The hacker was able to view the names and social security numbers of 400 customers, all of whom were notified in writing about the break-in, T-Mobile said. It said customer credit card numbers and other financial information never were revealed.

“Safeguarding T-Mobile customer information is a top priority for the company,” said a spokesman, Peter Dobrow. He said T-Mobile discovered the break-in late in 2003 and “immediately took steps that prevented any further access to this system”.

Court records said the hacker had access to T-Mobile customer information from at least March through October last year.

An online offer in March 2004, traced to Jacobsen, claimed hackers could look up the name, social security number, birth date and passwords for voice mails and emails for T-Mobile customers, court records said.

The Secret Service said its agent, Peter Cavicchia, should not have been using his personal handheld computer for government work. Cavicchia, a respected investigator who has specialised in tracking hackers, was a T-Mobile customer who coincidentally was investigating the T-Mobile break-in, according to court documents and a Secret Service spokesman, Jonathan Cherry.

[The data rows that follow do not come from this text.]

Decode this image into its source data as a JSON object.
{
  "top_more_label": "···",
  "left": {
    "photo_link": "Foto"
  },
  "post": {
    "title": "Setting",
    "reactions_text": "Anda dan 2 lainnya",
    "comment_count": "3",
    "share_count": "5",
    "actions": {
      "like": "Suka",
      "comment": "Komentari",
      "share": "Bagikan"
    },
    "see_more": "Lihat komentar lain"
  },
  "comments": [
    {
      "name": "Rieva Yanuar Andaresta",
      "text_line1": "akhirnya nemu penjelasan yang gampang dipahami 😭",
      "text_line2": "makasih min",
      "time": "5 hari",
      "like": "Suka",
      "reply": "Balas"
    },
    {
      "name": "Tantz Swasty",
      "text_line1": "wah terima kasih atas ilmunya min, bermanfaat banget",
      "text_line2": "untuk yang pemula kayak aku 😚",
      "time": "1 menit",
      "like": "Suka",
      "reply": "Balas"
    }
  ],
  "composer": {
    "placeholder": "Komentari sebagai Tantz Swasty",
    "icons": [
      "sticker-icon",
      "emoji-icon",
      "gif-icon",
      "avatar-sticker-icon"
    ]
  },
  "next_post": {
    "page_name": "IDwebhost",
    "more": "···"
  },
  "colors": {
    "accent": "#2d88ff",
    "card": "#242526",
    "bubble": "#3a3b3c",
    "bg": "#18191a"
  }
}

Cavicchia, who won the Secret Service’s medal of valour for his actions in the September 11, 2001, terror attacks, resigned to work in the private sector.

He said he was not asked to leave and said he was cleared during an internal investigation into whether he had improperly revealed sensitive information or broken agency rules.

The case against Jacobsen was first reported by the website Security Focus, which is owned by Symantec Corporation.

Cherry, the Secret Service spokesman, said the agency’s own email servers were not affected by the T-Mobile break-in. “The account was a personal account of a Secret Service agent that was for a time compromised,” he said.